China’s gender gap in politics and society is widening

The position of Chinese women has deteriorated in a number of important areas, including political empowerment. This is the result of the 2017 Global Gender Gap Report, released on November 2 by the World Economic Forum (WEF). The CCP’s 19thCongress in October was a powerful reminder of this trend. The number of women in the newly elected Central Committee dropped from 6.4 to 4.9 percent and the number of women in the Politburo dropped from 2 to 1. Only about a quarter of the Party Congress’ 2,300 delegates were female.

In the Global Gender Gap report, China slipped from place 99 to 100 among 144 surveyed countries from 2016 to 2017. In line with global developments, it is the first time the report observed a downward trend in China after a decade of improvements.

In line with its socialist heritage, China continues to do well in areas such as women’s access to education and participation in the workforce. But it scores below the global average in areas like political empowerment and general health.
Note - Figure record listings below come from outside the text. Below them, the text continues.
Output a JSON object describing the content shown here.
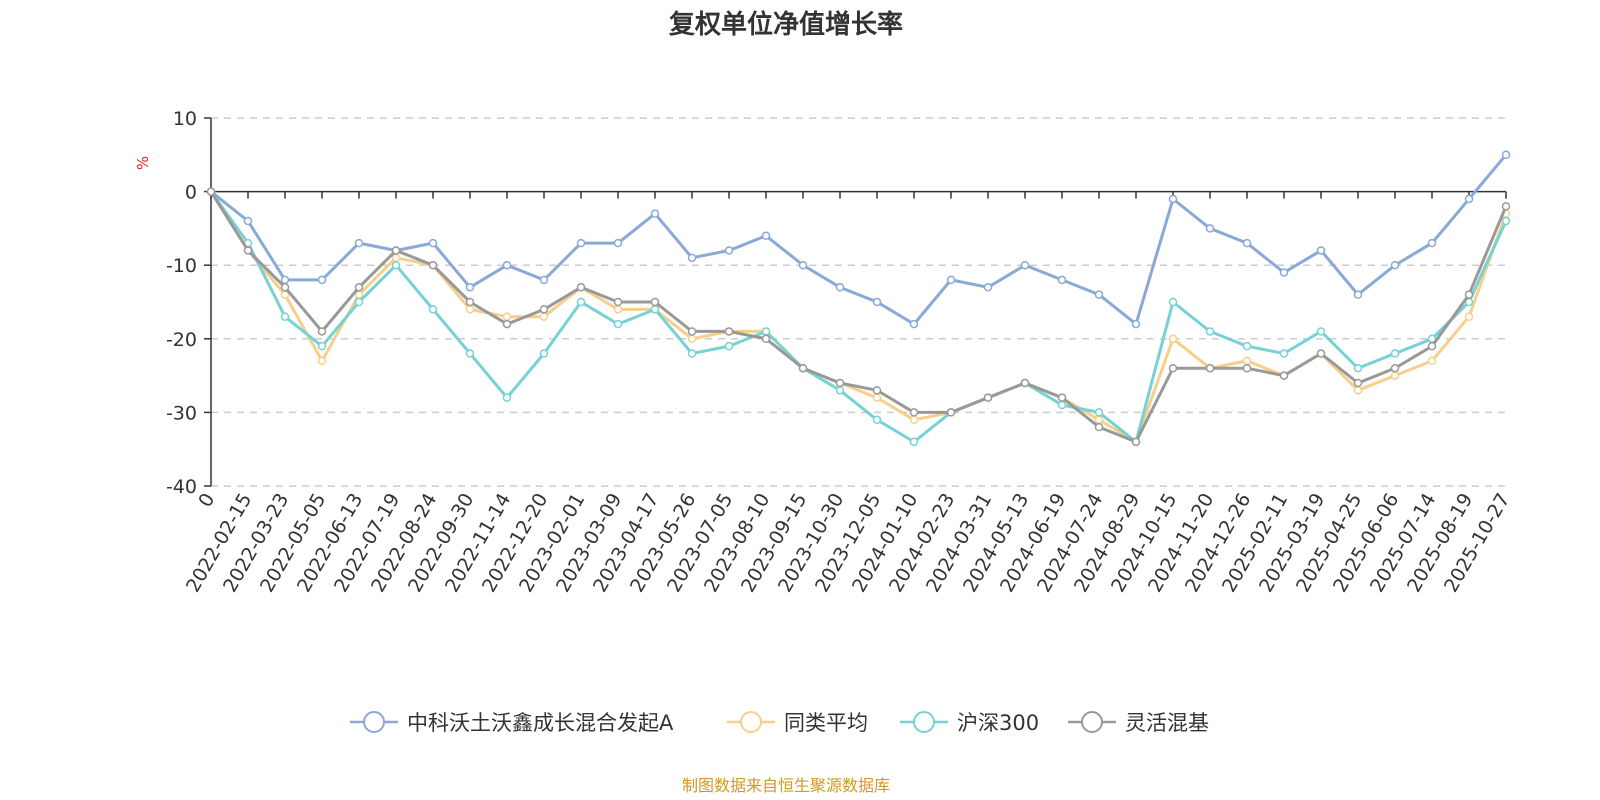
{
  "chart_data": {
    "type": "line",
    "title": "复权单位净值增长率",
    "ylabel": "%",
    "ylim": [
      -40,
      10
    ],
    "yticks": [
      10,
      0,
      -10,
      -20,
      -30,
      -40
    ],
    "grid": true,
    "legend_position": "bottom",
    "x_tick_labels": [
      "0",
      "2022-02-15",
      "2022-03-23",
      "2022-05-05",
      "2022-06-13",
      "2022-07-19",
      "2022-08-24",
      "2022-09-30",
      "2022-11-14",
      "2022-12-20",
      "2023-02-01",
      "2023-03-09",
      "2023-04-17",
      "2023-05-26",
      "2023-07-05",
      "2023-08-10",
      "2023-09-15",
      "2023-10-30",
      "2023-12-05",
      "2024-01-10",
      "2024-02-23",
      "2024-03-31",
      "2024-05-13",
      "2024-06-19",
      "2024-07-24",
      "2024-08-29",
      "2024-10-15",
      "2024-11-20",
      "2024-12-26",
      "2025-02-11",
      "2025-03-19",
      "2025-04-25",
      "2025-06-06",
      "2025-07-14",
      "2025-08-19",
      "2025-10-27"
    ],
    "series": [
      {
        "name": "中科沃土沃鑫成长混合发起A",
        "color": "#8aa8d8",
        "values": [
          0,
          -4,
          -12,
          -12,
          -7,
          -8,
          -7,
          -13,
          -10,
          -12,
          -7,
          -7,
          -3,
          -9,
          -8,
          -6,
          -10,
          -13,
          -15,
          -18,
          -12,
          -13,
          -10,
          -12,
          -14,
          -18,
          -1,
          -5,
          -7,
          -11,
          -8,
          -14,
          -10,
          -7,
          -1,
          5
        ]
      },
      {
        "name": "同类平均",
        "color": "#f8cf8a",
        "values": [
          0,
          -8,
          -14,
          -23,
          -14,
          -9,
          -10,
          -16,
          -17,
          -17,
          -13,
          -16,
          -16,
          -20,
          -19,
          -19,
          -24,
          -26,
          -28,
          -31,
          -30,
          -28,
          -26,
          -28,
          -31,
          -34,
          -20,
          -24,
          -23,
          -25,
          -22,
          -27,
          -25,
          -23,
          -17,
          -3
        ]
      },
      {
        "name": "沪深300",
        "color": "#76d2d4",
        "values": [
          0,
          -7,
          -17,
          -21,
          -15,
          -10,
          -16,
          -22,
          -28,
          -22,
          -15,
          -18,
          -16,
          -22,
          -21,
          -19,
          -24,
          -27,
          -31,
          -34,
          -30,
          -28,
          -26,
          -29,
          -30,
          -34,
          -15,
          -19,
          -21,
          -22,
          -19,
          -24,
          -22,
          -20,
          -15,
          -4
        ]
      },
      {
        "name": "灵活混基",
        "color": "#999999",
        "values": [
          0,
          -8,
          -13,
          -19,
          -13,
          -8,
          -10,
          -15,
          -18,
          -16,
          -13,
          -15,
          -15,
          -19,
          -19,
          -20,
          -24,
          -26,
          -27,
          -30,
          -30,
          -28,
          -26,
          -28,
          -32,
          -34,
          -24,
          -24,
          -24,
          -25,
          -22,
          -26,
          -24,
          -21,
          -14,
          -2
        ]
      }
    ]
  },
  "legend": {
    "items": [
      "中科沃土沃鑫成长混合发起A",
      "同类平均",
      "沪深300",
      "灵活混基"
    ]
  },
  "source_note": "制图数据来自恒生聚源数据库"
}
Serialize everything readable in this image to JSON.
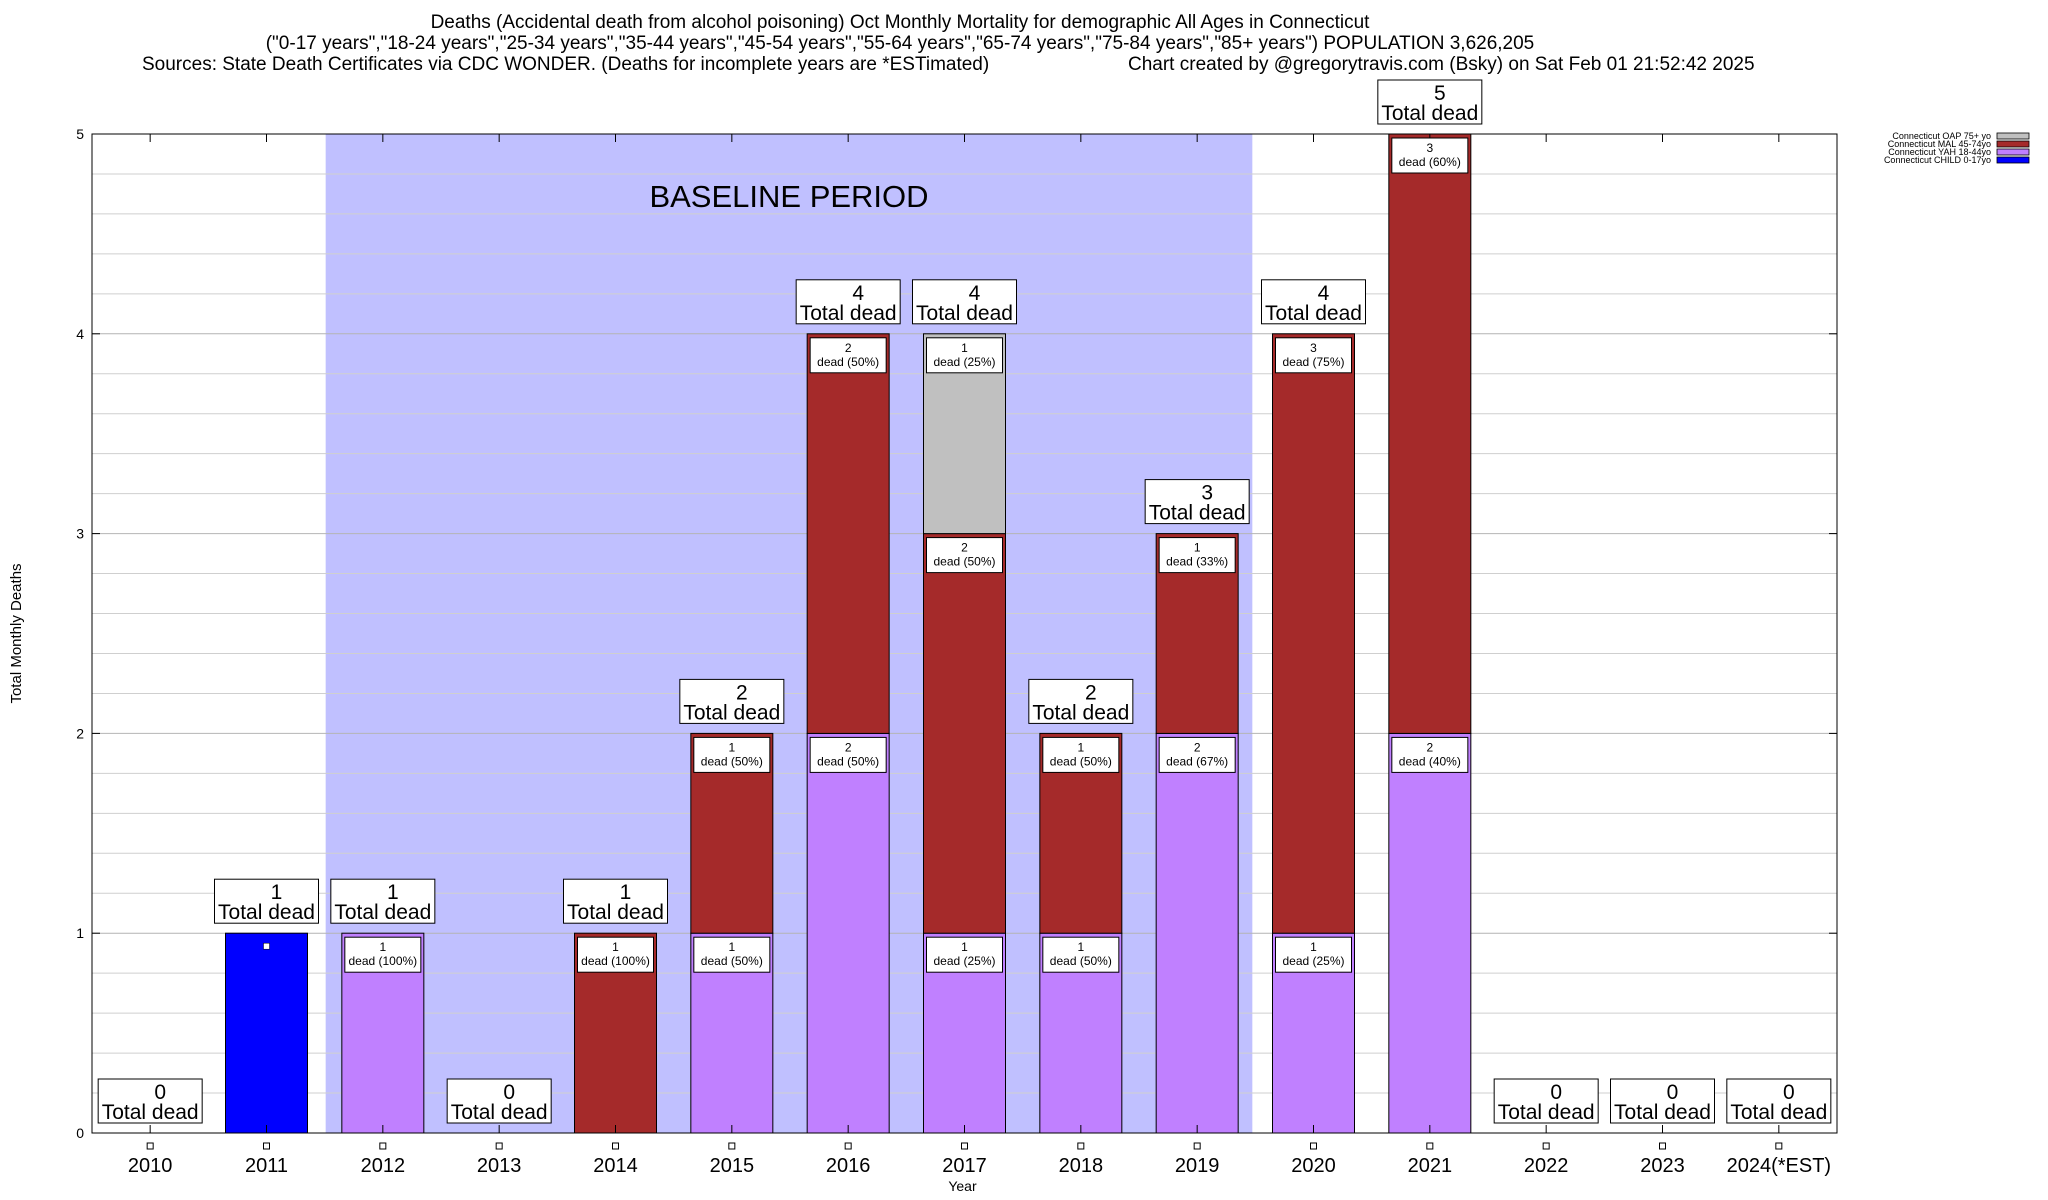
{
  "header": {
    "line1": "Deaths (Accidental death from alcohol poisoning) Oct Monthly Mortality for demographic All Ages in Connecticut",
    "line2": "(\"0-17 years\",\"18-24 years\",\"25-34 years\",\"35-44 years\",\"45-54 years\",\"55-64 years\",\"65-74 years\",\"75-84 years\",\"85+ years\") POPULATION 3,626,205",
    "line3_left": "Sources: State Death Certificates via CDC WONDER. (Deaths for incomplete years are *ESTimated)",
    "line3_right": "Chart created by @gregorytravis.com (Bsky) on Sat Feb 01 21:52:42 2025"
  },
  "chart_data": {
    "type": "bar",
    "stacked": true,
    "xlabel": "Year",
    "ylabel": "Total Monthly Deaths",
    "ylim": [
      0,
      5
    ],
    "yticks": [
      "0",
      "1",
      "2",
      "3",
      "4",
      "5"
    ],
    "grid": true,
    "legend_position": "top-right",
    "categories": [
      "2010",
      "2011",
      "2012",
      "2013",
      "2014",
      "2015",
      "2016",
      "2017",
      "2018",
      "2019",
      "2020",
      "2021",
      "2022",
      "2023",
      "2024(*EST)"
    ],
    "series": [
      {
        "name": "Connecticut CHILD 0-17yo",
        "color": "#0000ff",
        "values": [
          0,
          1,
          0,
          0,
          0,
          0,
          0,
          0,
          0,
          0,
          0,
          0,
          0,
          0,
          0
        ]
      },
      {
        "name": "Connecticut YAH 18-44yo",
        "color": "#c080ff",
        "values": [
          0,
          0,
          1,
          0,
          0,
          1,
          2,
          1,
          1,
          2,
          1,
          2,
          0,
          0,
          0
        ]
      },
      {
        "name": "Connecticut MAL 45-74yo",
        "color": "#a52a2a",
        "values": [
          0,
          0,
          0,
          0,
          1,
          1,
          2,
          2,
          1,
          1,
          3,
          3,
          0,
          0,
          0
        ]
      },
      {
        "name": "Connecticut OAP 75+ yo",
        "color": "#c0c0c0",
        "values": [
          0,
          0,
          0,
          0,
          0,
          0,
          0,
          1,
          0,
          0,
          0,
          0,
          0,
          0,
          0
        ]
      }
    ],
    "totals": [
      0,
      1,
      1,
      0,
      1,
      2,
      4,
      4,
      2,
      3,
      4,
      5,
      0,
      0,
      0
    ],
    "total_label": "Total dead",
    "segment_labels": [
      {
        "category": "2012",
        "series": "Connecticut YAH 18-44yo",
        "line1": "1",
        "line2": "dead (100%)"
      },
      {
        "category": "2014",
        "series": "Connecticut MAL 45-74yo",
        "line1": "1",
        "line2": "dead (100%)"
      },
      {
        "category": "2015",
        "series": "Connecticut YAH 18-44yo",
        "line1": "1",
        "line2": "dead (50%)"
      },
      {
        "category": "2015",
        "series": "Connecticut MAL 45-74yo",
        "line1": "1",
        "line2": "dead (50%)"
      },
      {
        "category": "2016",
        "series": "Connecticut YAH 18-44yo",
        "line1": "2",
        "line2": "dead (50%)"
      },
      {
        "category": "2016",
        "series": "Connecticut MAL 45-74yo",
        "line1": "2",
        "line2": "dead (50%)"
      },
      {
        "category": "2017",
        "series": "Connecticut YAH 18-44yo",
        "line1": "1",
        "line2": "dead (25%)"
      },
      {
        "category": "2017",
        "series": "Connecticut MAL 45-74yo",
        "line1": "2",
        "line2": "dead (50%)"
      },
      {
        "category": "2017",
        "series": "Connecticut OAP 75+ yo",
        "line1": "1",
        "line2": "dead (25%)"
      },
      {
        "category": "2018",
        "series": "Connecticut YAH 18-44yo",
        "line1": "1",
        "line2": "dead (50%)"
      },
      {
        "category": "2018",
        "series": "Connecticut MAL 45-74yo",
        "line1": "1",
        "line2": "dead (50%)"
      },
      {
        "category": "2019",
        "series": "Connecticut YAH 18-44yo",
        "line1": "2",
        "line2": "dead (67%)"
      },
      {
        "category": "2019",
        "series": "Connecticut MAL 45-74yo",
        "line1": "1",
        "line2": "dead (33%)"
      },
      {
        "category": "2020",
        "series": "Connecticut YAH 18-44yo",
        "line1": "1",
        "line2": "dead (25%)"
      },
      {
        "category": "2020",
        "series": "Connecticut MAL 45-74yo",
        "line1": "3",
        "line2": "dead (75%)"
      },
      {
        "category": "2021",
        "series": "Connecticut YAH 18-44yo",
        "line1": "2",
        "line2": "dead (40%)"
      },
      {
        "category": "2021",
        "series": "Connecticut MAL 45-74yo",
        "line1": "3",
        "line2": "dead (60%)"
      }
    ],
    "baseline": {
      "label": "BASELINE PERIOD",
      "from_category": "2012",
      "to_category": "2019",
      "color": "#c0c0ff"
    }
  }
}
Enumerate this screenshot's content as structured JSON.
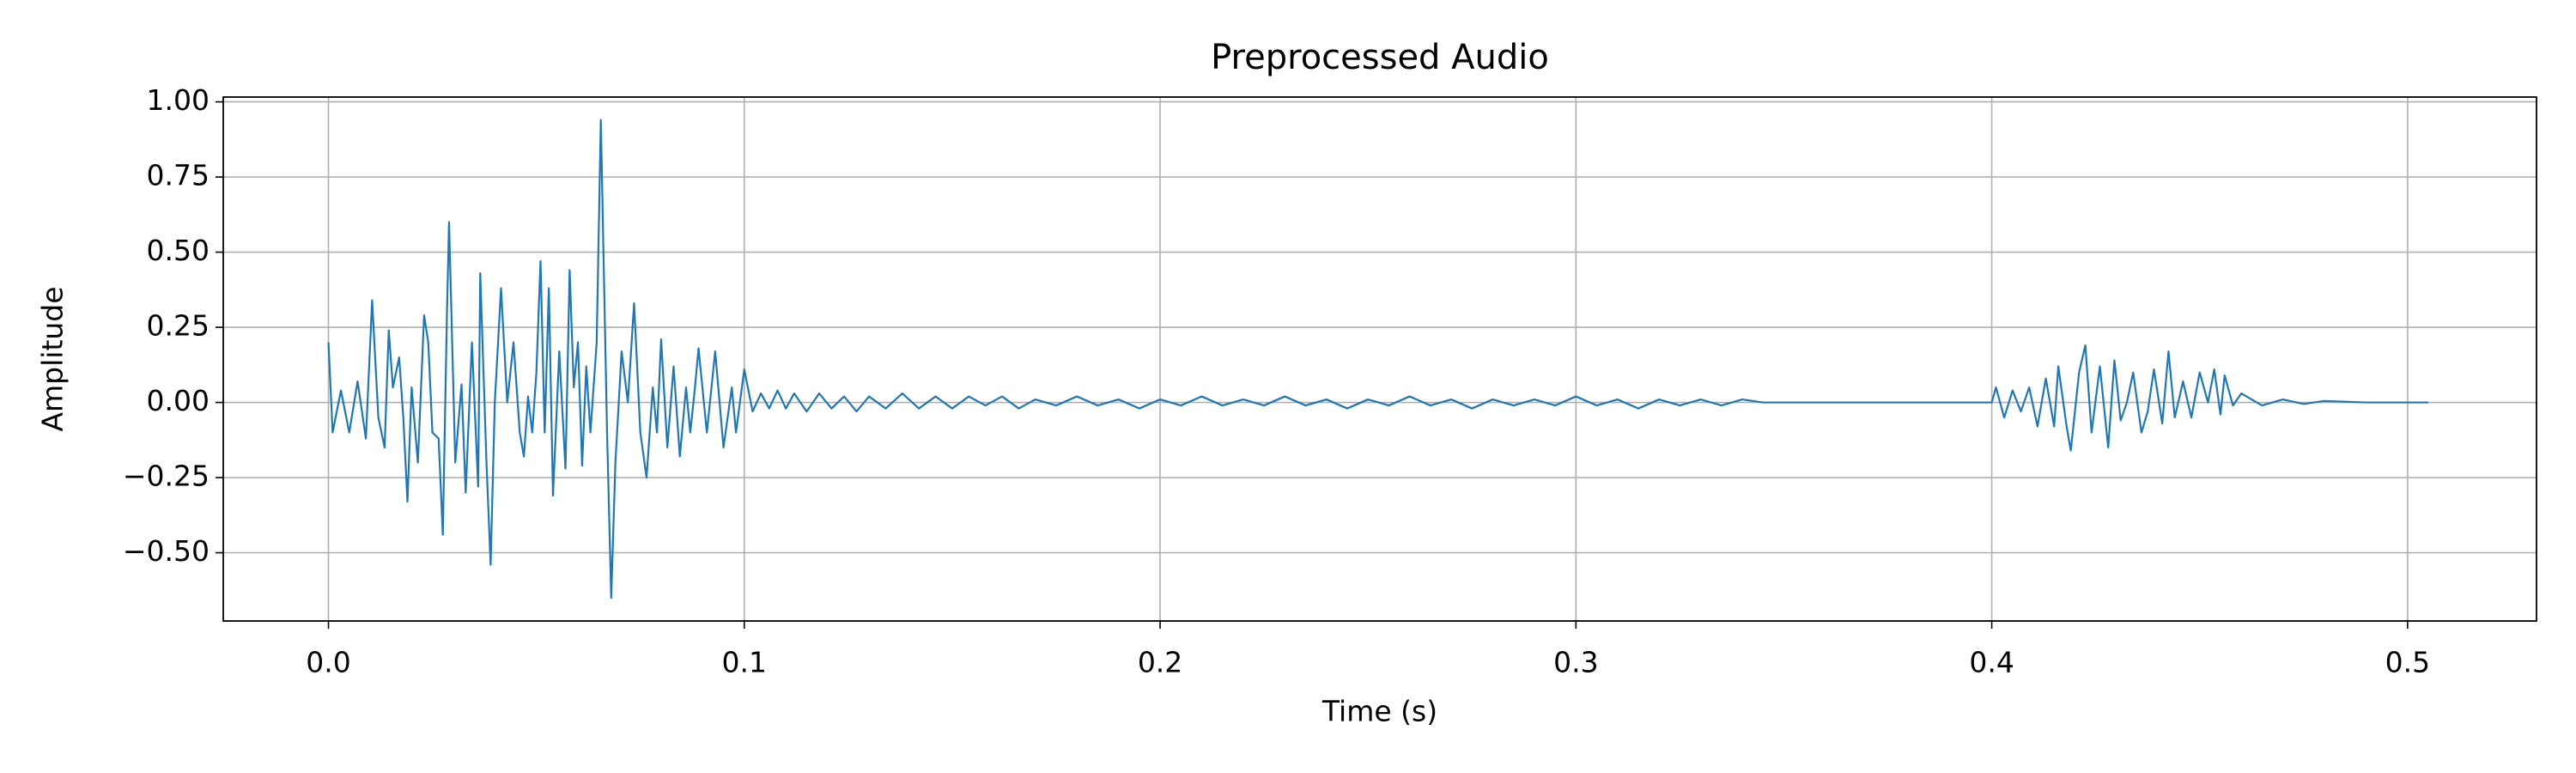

Observers have noted a return to more traditional role models in Chinese families. A report earlier this year concluded that the introduction of the two-child policy last year has led to a widening gender gap in the percentage of the day spent doing unpaid housework.

The global outrage over the Harvey Weinstein scandal has also triggered a debate about widespread misogyny in Chinese society. A China Daily article that claimed that sexual harassment was a Western problem, was ridiculed and debunked within and outside Chinese film industry circles. China Daily eventually took down the article. Sexual harassment and discrimination is also an ongoing problem for female factory workers.

The Chinese government has promised to improve gender equality through means such as offering equal social security insurance for women and slightly increasing maternity leave days (from 90 to 98) or by offering micro credit for female start-up entrepreneurs.